Standard & Poor’s Ratings Services lowered its counterparty credit and senior debt ratings on Marsh & McLennan Cos. Inc. (MMC) to ‘BBB/A-2’ from ‘BBB+/A-2’. The ratings remain on CreditWatch with negative implications.
“The rating action reflects Standard & Poor’s belief that MMC’s cash flows for 2005 and, to a lesser extent, for 2006 will be lower than had previously anticipated, due to Standard & Poor’s belief that the net effect of expense reductions will take longer than had anticipated,” said Standard & Poor’s credit analyst Steven Ader.
Standard & Poor’s current ratings continue to reflect its expectations of diminished cash flows from the termination of MSAs; the modest adverse impact (up to 5 percent revenue loss) to Marsh’s business outlook, exacerbated by a softening pricing environment; and it assumes the successful restructuring of the outstanding credit facilities (for which waivers are in place through Dec. 30, 2004). The current ratings also incorporate the expectation that MMC will have the financial resources to manage any settlements reached in connection with outstanding legal and regulatory investigations.
In addition to $1.9 billion in short-term debt that will be financed through the prospective credit facility, the current debt structure includes $1 billion in debt payable in 2007. Accordingly, any material shortfall in cashflow generation is significant.

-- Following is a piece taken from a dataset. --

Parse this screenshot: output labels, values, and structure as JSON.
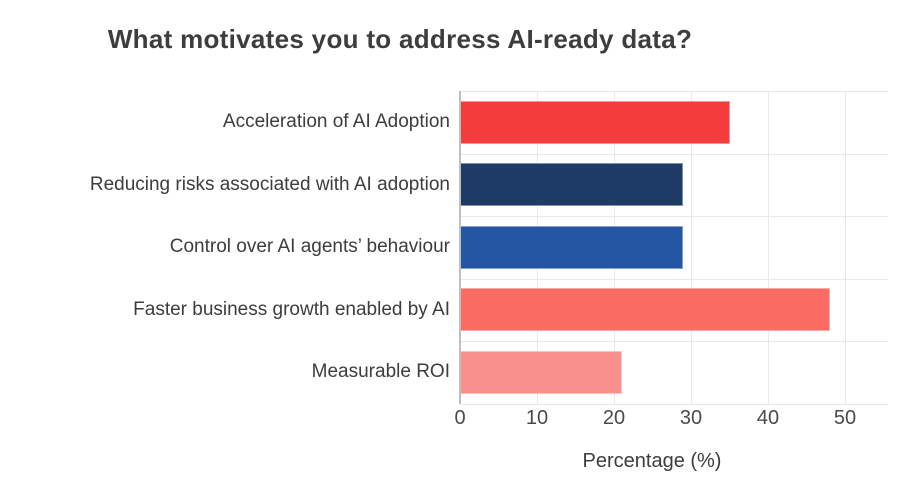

The ratings were placed on CreditWatch Negative on Oct. 15, 2004, after the New York State Attorney General filed a civil complaint against MMC and its brokerage and consulting subsidiary Marsh Inc. (Marsh; not rated). The ratings remain on CreditWatch Negative to reflect the uncertainty of legal and regulatory settlement amounts, the restructuring of the expiring credit facilities, the adverse impact on Marsh’s business results, and the prospective dividend policy relative to expected cash flows. Under the proposed structure, the facilities will be supported by the guarantees of Marsh Inc., Putnam Investments Trust, and Mercer Inc. In accordance with criteria for structural subordination of senior debt, a drawdown exceeding approximately $1.9 billion would disadvantage the senior debt and short-term credit outstanding to a sufficient extent to result in a one-notch downgrade in the senior debt and short-term credit rating to ‘BBB-/A-3’ from ‘BBB/A-2’.
“Short of criminal charges being filed against the company by a legal authority, Standard & Poor’s continues to believe that the diversified operational profile of MMC, with several well-positioned operating businesses, will enable it to remain a viable and profitable entity into the future,” Ader added.